Precisamente ese entorno del que no pudieron gozar ni la pareja de
ancianos en Amor, del austriaco Michael Haneke, para
enfrentar el horror del deterioro físico y la soledad de la esposa, ni
aquella otra pareja conyugal, los escritores John Bayley e Iris
Murdoch, frente al diagnóstico de Alzheimer de esta última, en Iris, de Richard Eyre.
En
los tres casos, las actuaciones femeninas (Julianne Moore, Emmanuelle
Riva, Judi Dench), han sido soberbias.
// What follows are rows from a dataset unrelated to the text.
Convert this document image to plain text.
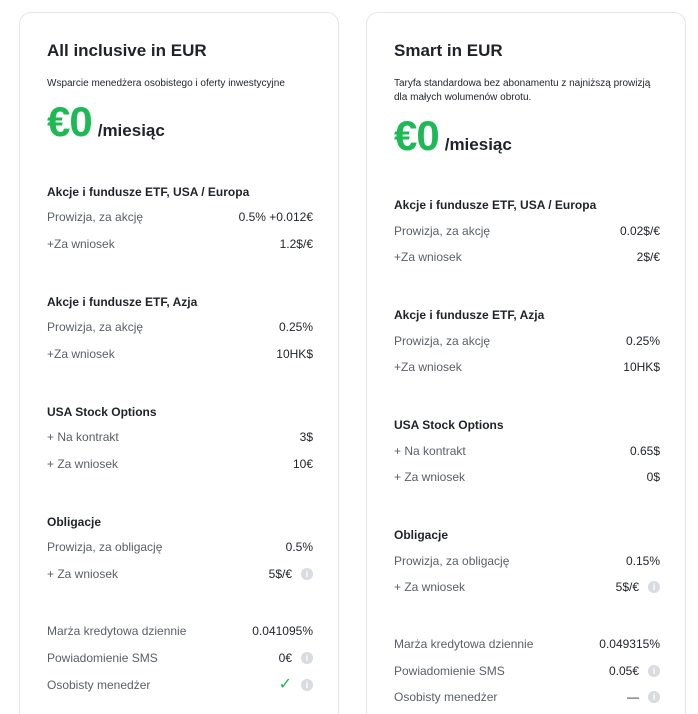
All inclusive in EUR
Wsparcie menedżera osobistego i oferty inwestycyjne
€0 /miesiąc
Akcje i fundusze ETF, USA / Europa
Prowizja, za akcję	0.5% +0.012€
+Za wniosek	1.2$/€
Akcje i fundusze ETF, Azja
Prowizja, za akcję	0.25%
+Za wniosek	10HK$
USA Stock Options
+ Na kontrakt	3$
+ Za wniosek	10€
Obligacje
Prowizja, za obligację	0.5%
+ Za wniosek	5$/€	i
Marża kredytowa dziennie	0.041095%
Powiadomienie SMS	0€	i
Osobisty menedżer	✓	i
Smart in EUR
Taryfa standardowa bez abonamentu z najniższą prowizją dla małych wolumenów obrotu.
€0 /miesiąc
Akcje i fundusze ETF, USA / Europa
Prowizja, za akcję	0.02$/€
+Za wniosek	2$/€
Akcje i fundusze ETF, Azja
Prowizja, za akcję	0.25%
+Za wniosek	10HK$
USA Stock Options
+ Na kontrakt	0.65$
+ Za wniosek	0$
Obligacje
Prowizja, za obligację	0.15%
+ Za wniosek	5$/€	i
Marża kredytowa dziennie	0.049315%
Powiadomienie SMS	0.05€	i
Osobisty menedżer	—	i
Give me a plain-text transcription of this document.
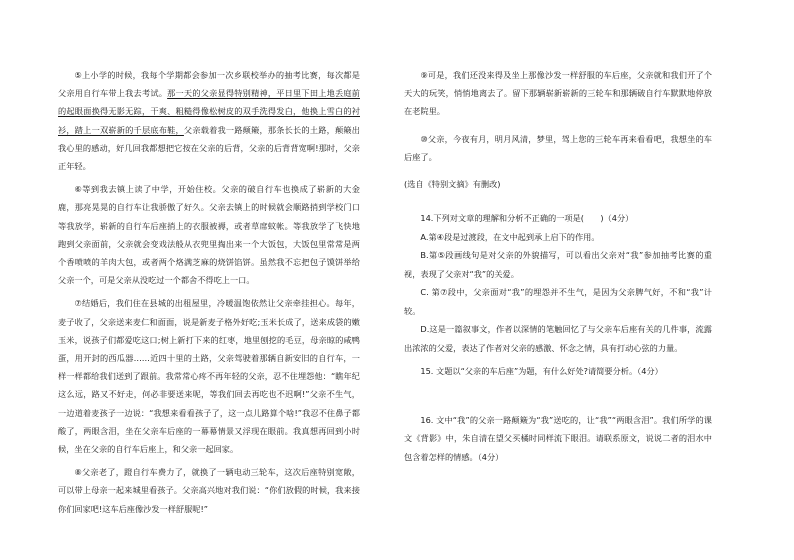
⑤上小学的时候，我每个学期都会参加一次乡联校举办的抽考比赛，每次都是父亲用自行车带上我去考试。那一天的父亲显得特别精神，平日里下田上地丢庭前的起眼面换得无影无踪，干爽、粗糙得像松树皮的双手洗得发白，他换上雪白的衬衫，踏上一双崭新的千层底布鞋，父亲载着我一路颠簸，那条长长的土路，颠簸出我心里的感动，好几回我都想把它按在父亲的后背，父亲的后背背宽啊!那时，父亲正年轻。

⑥等到我去镇上读了中学，开始住校。父亲的破自行车也换成了崭新的大金鹿，那亮晃晃的自行车让我骄傲了好久。父亲去镇上的时候就会顺路捎到学校门口等我放学，崭新的自行车后座捎上的衣服被褥，或者草席蚊帐。等我放学了飞快地跑到父亲面前，父亲就会变戏法般从衣兜里掏出来一个大饭包，大饭包里常常是两个香喷喷的羊肉大包，或者两个烙满芝麻的烧饼馅饼。虽然我不忘把包子馍饼举给父亲一个，可是父亲从没吃过一个都舍不得吃上一口。

⑦结婚后，我们住在县城的出租屋里，冷暖温饱依然让父亲牵挂担心。每年，麦子收了，父亲送来麦仁和面面，说是新麦子格外好吃;玉米长成了，送来成袋的嫩玉米，说孩子们都爱吃这口;树上新打下来的红枣，地里刨挖的毛豆，母亲晾的咸鸭蛋，用开封的西瓜器……近四十里的土路，父亲驾驶着那辆自新安旧的自行车，一样一样都给我们送到了跟前。我常常心疼不再年轻的父亲，忍不住埋怨他：“瞧年纪这么远，路又不好走，何必非要送来呢，等我们回去再吃也不迟啊!”父亲不生气，一边道着麦孩子一边说：“我想来看看孩子了，这一点儿路算个啥!”我忍不住鼻子都酸了，两眼含泪，坐在父亲车后座的一幕幕情景又浮现在眼前。我真想再回到小时候，坐在父亲的自行车后座上，和父亲一起回家。

⑧父亲老了，蹬自行车费力了，就换了一辆电动三轮车，这次后座特别宽敞，可以带上母亲一起来城里看孩子。父亲高兴地对我们说：“你们放假的时候，我来接你们回家吧!这车后座像沙发一样舒服呢!”

⑨可是，我们还没来得及坐上那像沙发一样舒服的车后座，父亲就和我们开了个天大的玩笑，悄悄地离去了。留下那辆崭新崭新的三轮车和那辆破自行车默默地停放在老院里。

⑩父亲，今夜有月，明月风清，梦里，驾上您的三轮车再来看看吧，我想坐的车后座了。

(选自《特别文摘》有删改)

14.下列对文章的理解和分析不正确的一项是(　　)（4分）

A.第④段是过渡段，在文中起到承上启下的作用。

B.第⑤段画线句是对父亲的外貌描写，可以看出父亲对“我”参加抽考比赛的重视，表现了父亲对“我”的关爱。

C. 第⑦段中，父亲面对“我”的埋怨并不生气，是因为父亲脾气好，不和“我”计较。

D.这是一篇叙事文，作者以深情的笔触回忆了与父亲车后座有关的几件事，流露出浓浓的父爱，表达了作者对父亲的感激、怀念之情，具有打动心弦的力量。

15. 文题以“父亲的车后座”为题，有什么好处?请简要分析。（4分）

16. 文中“我”的父亲一路颠簸为“我”送吃的，让“我”“两眼含泪”。我们所学的课文《背影》中，朱自清在望父买橘时同样流下眼泪。请联系原文，说说二者的泪水中包含着怎样的情感。（4分）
Lo que ha variado, y mucho, es
el talento y la sensibilidad artística de cada director para plasmar
con honestidad y sin concesiones una historia tan delicada y difícil.
Contando con el profesionalismo y poderío expresivo de Julianne
Moore, ¿por qué recurrir a colaboradores tan evidentemente menores como
un director de fotografía (Denis Lenoir) quien para ilustrar el
extravío mental de Alice sólo acierta a difuminar las calles, la gente
y los objetos que la rodean, como si el problema fuera óptico y no
neuroló-gico, una pérdida parcial de la memoria? O a un responsable
musical (Ilan Eshkeri) que con una pista sonora insistente y almibarada
trivializa a tal punto el drama de la protagonista que uno pudiera
suponer en toda enfermedad irreversible algún providencial desenlace
feliz. Es cierto que la película no muestra, en ese final suyo en
blanco, como una mente en blanco, nada particularmente amable; también
lo es que la música y la fotografía se empeñan en evitar al máximo
tonalidades demasiado sombrías.
En su peculiar desconexión con las realidades concretas de la
protagonista, la melancólica partitura musical actúa como soporte de
una fotografía que acude a imágenes de video casero (como al final de Filadelfia, de
Jonathan Demme) para evocar una atmósfera de duelo anticipado. Antes de
que fallezca la protagonista, la cinta elabora ya la elegía de la
remembranza y la condolida marcha fúnebre para edificación moral de los
sobrevivientes. Y es que para el puritanismo esencial de Hollywood,
ninguna tragedia humana tie- ne sentido si no anticipa o no se acompaña
de una oportuna y muy convencional lección de vida. Si como afirma la
cinta, el padecimiento Alzheimer puede golpear con mayor severidad a
las personas con un alto desarrollo intelectual, no hay nada como la
abnegación conyugal, la armonía familiar y el orden social circundante
para aliviar de la crueldad de una paradoja semejante.
La situación de Julianne Moore frente a sus colaboradores técnicos y
artísticos en la película es similar a la de Alice Howland ante sus
familiares comprensivos y bien intencionados. Naufraga solitaria por un
cálido territorio para ella ya incomprensible. Pero lo hace con una
dignidad portentosa. Por ella vale la pena ver esta película; es ella
quien merece el máximo reconocimiento esta noche.